Le tiers de blocage, a fait échouer le gouvernement du Premier ministre Saad Hariri en 2011, alors qu’il était d’accord avec le président américain Barack Obama.

Il est entré au gouvernement et a quitté un ancien Premier ministre parce que le «tiers obstructif» a fait échouer son gouvernement en annonçant la démission de dix ministres de la maison du général Michel Aoun à Rabieh.

Et à eux s’est ajouté le ministre Adnan Al-Sayyid Hussein, qui était censé être le «ministre du roi», alors il a quitté le «trône» et a rejoint le tiers de blocage.

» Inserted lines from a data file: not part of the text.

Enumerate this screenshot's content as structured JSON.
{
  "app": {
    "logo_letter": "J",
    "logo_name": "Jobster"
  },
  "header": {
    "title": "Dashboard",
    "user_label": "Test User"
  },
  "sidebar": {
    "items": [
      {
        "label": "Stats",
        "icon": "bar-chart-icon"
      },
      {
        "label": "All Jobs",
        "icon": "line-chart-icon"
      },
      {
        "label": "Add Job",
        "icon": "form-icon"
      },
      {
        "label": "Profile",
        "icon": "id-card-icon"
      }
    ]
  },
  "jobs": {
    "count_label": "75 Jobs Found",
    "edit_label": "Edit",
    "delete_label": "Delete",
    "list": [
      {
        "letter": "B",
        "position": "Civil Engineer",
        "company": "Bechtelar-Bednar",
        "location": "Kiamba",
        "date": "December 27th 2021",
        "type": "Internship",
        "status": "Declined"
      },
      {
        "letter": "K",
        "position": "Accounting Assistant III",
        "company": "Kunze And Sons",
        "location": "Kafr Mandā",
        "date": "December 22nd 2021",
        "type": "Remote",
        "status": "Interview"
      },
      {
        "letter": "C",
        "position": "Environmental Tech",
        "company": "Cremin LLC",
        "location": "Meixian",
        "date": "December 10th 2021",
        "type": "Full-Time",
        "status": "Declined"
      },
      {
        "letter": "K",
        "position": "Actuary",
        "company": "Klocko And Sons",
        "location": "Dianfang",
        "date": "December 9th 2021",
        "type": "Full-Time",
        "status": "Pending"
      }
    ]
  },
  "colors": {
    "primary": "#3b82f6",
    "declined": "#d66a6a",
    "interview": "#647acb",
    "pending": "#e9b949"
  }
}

Depuis cette date, aucun gouvernement n’a été formé au Liban sans le tiers de blocage, que le secrétaire général adjoint du Hezbollah, Sheikh Naim Qassem, appelle le «tiers garant» (ce qui signifie s’assurer qu’aucune décision n’est prise que le tiers de blocage, c’est-à-dire le Hezbollah, ne d’accord avec).

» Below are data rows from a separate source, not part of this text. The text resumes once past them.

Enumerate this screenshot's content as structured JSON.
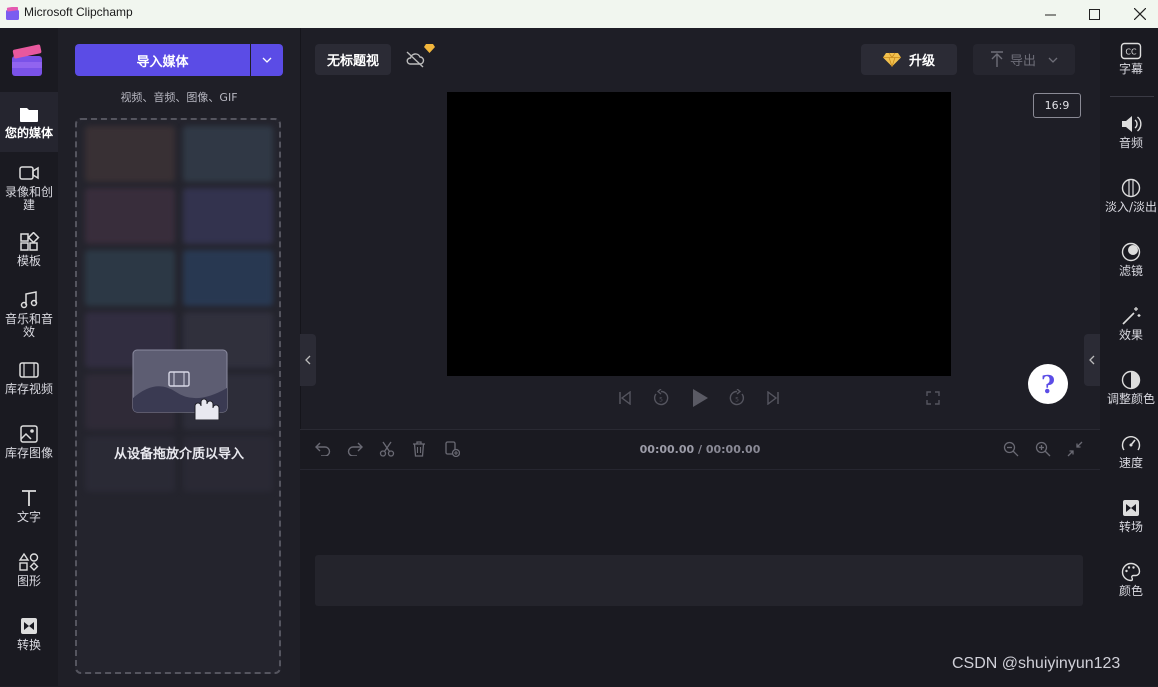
{
  "window": {
    "title": "Microsoft Clipchamp"
  },
  "left_rail": {
    "items": [
      {
        "label": "您的媒体",
        "icon": "folder-icon"
      },
      {
        "label": "录像和创建",
        "icon": "video-camera-icon"
      },
      {
        "label": "模板",
        "icon": "templates-icon"
      },
      {
        "label": "音乐和音效",
        "icon": "music-note-icon"
      },
      {
        "label": "库存视频",
        "icon": "film-icon"
      },
      {
        "label": "库存图像",
        "icon": "image-icon"
      },
      {
        "label": "文字",
        "icon": "text-icon"
      },
      {
        "label": "图形",
        "icon": "shapes-icon"
      },
      {
        "label": "转换",
        "icon": "transition-icon"
      }
    ]
  },
  "media_panel": {
    "import_label": "导入媒体",
    "formats": "视频、音频、图像、GIF",
    "drop_message": "从设备拖放介质以导入"
  },
  "topbar": {
    "project_title": "无标题视",
    "upgrade_label": "升级",
    "export_label": "导出"
  },
  "preview": {
    "aspect_ratio": "16:9",
    "help": "?"
  },
  "timeline": {
    "current_time": "00:00.00",
    "separator": " / ",
    "total_time": "00:00.00"
  },
  "right_rail": {
    "items": [
      {
        "label": "字幕",
        "icon": "captions-icon"
      },
      {
        "label": "音频",
        "icon": "speaker-icon"
      },
      {
        "label": "淡入/淡出",
        "icon": "fade-icon"
      },
      {
        "label": "滤镜",
        "icon": "filter-icon"
      },
      {
        "label": "效果",
        "icon": "magic-wand-icon"
      },
      {
        "label": "调整颜色",
        "icon": "contrast-icon"
      },
      {
        "label": "速度",
        "icon": "speedometer-icon"
      },
      {
        "label": "转场",
        "icon": "transition-icon"
      },
      {
        "label": "颜色",
        "icon": "palette-icon"
      }
    ]
  },
  "watermark": "CSDN @shuiyinyun123",
  "colors": {
    "accent": "#5b4ce6",
    "background": "#1e1e26",
    "rail": "#1a1a21"
  }
}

Il y a un récit qui dit que le tiers de blocage a été «convenu» à la conférence de Doha après «l’invasion» de Beyrouth par le Hezbollah en mai 2008, qui a conduit au soi-disant «accord de Doha» qui a conduit à l’élection du général Michel Suleiman comme président de la République.

Mais il n’y a pas de données pour prouver cette « affirmation », car parler d’un « accord » à Doha sur le tiers de blocage signifie une violation claire de l’accord de Taëf, qui est devenu une constitution.

Ce qui se passe en Irak prouve que le « tiers bloquant » est une innovation chiite, venue d’Iran, avec la preuve que l’intimidation du tiers de blocage en Irak aujourd’hui n’est pas le résultat d’un accord à Doha.

C’est ainsi que l’Iran essaie de s’emparer de la décision irakienne par le biais du tiers de blocage », tout comme il le fait au Liban depuis 2008 et le fait toujours.

Soit l’ensemble du gouvernement, comme c’est le cas aujourd’hui, soit tiers de blocage, comme cela a été le cas des gouvernements successifs depuis le gouvernement post-accord de Doha.